Między Ulefone Be Touch 2, a Be Touch 3 nie ma wielkich różnic w specyfikacji, a nawet w cenie. Niewielkie zmiany w procesorze, grafice, lekka kosmetyka projektu. Obydwa modele posiadają czytnik linii papilarnych, te same aparaty i podobne wymiary.
Patrząc na obydwa modele nie trudno zauważyć, że nawiązują do wspomnianego iPhone w wersji 6 Plus. Takie porównanie wychodzi tylko na korzyść chińskiej marce i na pewno znajdzie wielu zwolenników. Dużo osób twierdzi, że z chęcią by zakupiło sprzęt Apple gdyby pracował pod kontrolą systemu Android. W przypadku Ulefone jest to jakieś rozwiązanie.
Ulefine Be Touch 2 kosztuje około 638 złotych. Natomiast Ulefone Be Touch 2 około 718 złotych.
3 comments
souacz
20 listopada 2015 at 20:50
Chamówa trochę na tym Gearbest, wczoraj kupiłem tam telefon i od tego czasu mam kupę spamu z całego świata (reklamy z tanią elektroniką) na adres na który się rejestrowałem.
takjest
21 listopada 2015 at 10:27
Ja mam tylko oferty z samego sklepu.
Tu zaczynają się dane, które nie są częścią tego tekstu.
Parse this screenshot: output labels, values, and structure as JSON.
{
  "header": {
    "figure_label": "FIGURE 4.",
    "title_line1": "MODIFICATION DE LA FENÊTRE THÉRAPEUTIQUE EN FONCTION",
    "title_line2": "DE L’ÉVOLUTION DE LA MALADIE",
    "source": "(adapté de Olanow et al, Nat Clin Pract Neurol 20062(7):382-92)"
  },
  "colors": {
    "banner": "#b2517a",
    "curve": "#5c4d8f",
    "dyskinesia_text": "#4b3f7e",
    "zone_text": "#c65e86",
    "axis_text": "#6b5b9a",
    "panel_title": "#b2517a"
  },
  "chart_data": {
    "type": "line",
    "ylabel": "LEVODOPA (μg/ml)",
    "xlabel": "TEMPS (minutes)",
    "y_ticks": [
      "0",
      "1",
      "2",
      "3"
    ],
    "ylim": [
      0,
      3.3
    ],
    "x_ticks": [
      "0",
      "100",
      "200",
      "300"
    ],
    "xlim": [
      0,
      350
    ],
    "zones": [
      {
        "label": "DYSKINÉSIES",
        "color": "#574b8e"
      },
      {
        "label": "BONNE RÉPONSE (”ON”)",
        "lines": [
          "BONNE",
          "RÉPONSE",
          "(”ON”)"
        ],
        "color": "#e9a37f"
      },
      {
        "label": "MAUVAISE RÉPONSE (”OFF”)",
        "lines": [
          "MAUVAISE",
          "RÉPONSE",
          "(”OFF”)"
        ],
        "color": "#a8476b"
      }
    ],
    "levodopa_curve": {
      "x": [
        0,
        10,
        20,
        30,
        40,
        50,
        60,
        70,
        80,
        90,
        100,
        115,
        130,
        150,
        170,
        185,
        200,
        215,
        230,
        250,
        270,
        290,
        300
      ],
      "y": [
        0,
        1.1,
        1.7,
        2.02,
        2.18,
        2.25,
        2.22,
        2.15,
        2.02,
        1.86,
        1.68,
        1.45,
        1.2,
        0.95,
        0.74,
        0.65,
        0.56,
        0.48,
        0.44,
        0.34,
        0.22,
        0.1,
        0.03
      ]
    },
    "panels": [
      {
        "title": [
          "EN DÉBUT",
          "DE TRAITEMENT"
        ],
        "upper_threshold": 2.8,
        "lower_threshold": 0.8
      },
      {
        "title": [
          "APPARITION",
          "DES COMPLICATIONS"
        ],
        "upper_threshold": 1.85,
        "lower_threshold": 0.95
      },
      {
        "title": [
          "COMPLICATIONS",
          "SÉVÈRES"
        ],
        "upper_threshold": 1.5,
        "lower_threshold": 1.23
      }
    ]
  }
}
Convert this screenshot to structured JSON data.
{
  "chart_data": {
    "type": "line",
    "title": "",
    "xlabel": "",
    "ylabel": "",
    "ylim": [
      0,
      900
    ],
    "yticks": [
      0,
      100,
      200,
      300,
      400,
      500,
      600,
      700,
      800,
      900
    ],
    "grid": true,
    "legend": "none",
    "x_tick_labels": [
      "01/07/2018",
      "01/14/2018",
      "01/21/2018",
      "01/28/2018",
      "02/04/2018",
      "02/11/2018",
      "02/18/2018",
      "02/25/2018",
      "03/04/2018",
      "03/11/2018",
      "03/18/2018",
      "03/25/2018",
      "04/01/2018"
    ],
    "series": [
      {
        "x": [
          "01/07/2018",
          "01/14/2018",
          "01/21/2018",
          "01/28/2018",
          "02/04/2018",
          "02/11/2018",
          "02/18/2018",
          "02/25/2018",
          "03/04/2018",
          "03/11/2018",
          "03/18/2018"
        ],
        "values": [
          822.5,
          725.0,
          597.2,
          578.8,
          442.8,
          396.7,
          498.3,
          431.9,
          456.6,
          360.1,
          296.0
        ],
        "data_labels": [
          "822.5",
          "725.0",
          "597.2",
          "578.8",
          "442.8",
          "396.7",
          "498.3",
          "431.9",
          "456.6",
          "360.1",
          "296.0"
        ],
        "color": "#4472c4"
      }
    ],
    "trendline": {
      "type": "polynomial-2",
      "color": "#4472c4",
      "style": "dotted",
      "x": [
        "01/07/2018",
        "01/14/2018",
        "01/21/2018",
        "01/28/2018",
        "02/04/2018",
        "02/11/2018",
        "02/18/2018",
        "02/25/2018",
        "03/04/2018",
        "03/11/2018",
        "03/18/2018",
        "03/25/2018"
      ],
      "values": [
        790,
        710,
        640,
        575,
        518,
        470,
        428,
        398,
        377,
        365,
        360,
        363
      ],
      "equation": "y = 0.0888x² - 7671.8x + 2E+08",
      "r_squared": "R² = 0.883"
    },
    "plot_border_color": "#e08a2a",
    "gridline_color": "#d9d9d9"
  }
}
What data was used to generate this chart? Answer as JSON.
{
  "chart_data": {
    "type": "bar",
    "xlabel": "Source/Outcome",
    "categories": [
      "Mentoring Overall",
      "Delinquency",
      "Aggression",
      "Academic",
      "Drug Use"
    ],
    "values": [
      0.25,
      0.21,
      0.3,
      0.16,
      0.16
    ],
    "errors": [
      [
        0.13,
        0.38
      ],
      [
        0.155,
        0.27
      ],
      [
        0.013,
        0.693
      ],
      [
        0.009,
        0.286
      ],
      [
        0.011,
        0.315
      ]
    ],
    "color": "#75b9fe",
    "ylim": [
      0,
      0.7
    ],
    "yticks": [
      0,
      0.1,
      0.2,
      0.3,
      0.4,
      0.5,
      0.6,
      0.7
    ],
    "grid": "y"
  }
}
Nie dostaję nic innego.
souacz
22 listopada 2015 at 02:17
ja dostałem do dzisiaj dwie z Hiszpanii, trzy z Ameryki Pd, dwie z USA i kilka z Chin (po chińsku…). Nie jest to przypadek bo przedtem nigdy nie dostawałem tego typu ofert a maila, na który zarejestrowałem się w sklepie, używam bardzo rzadko.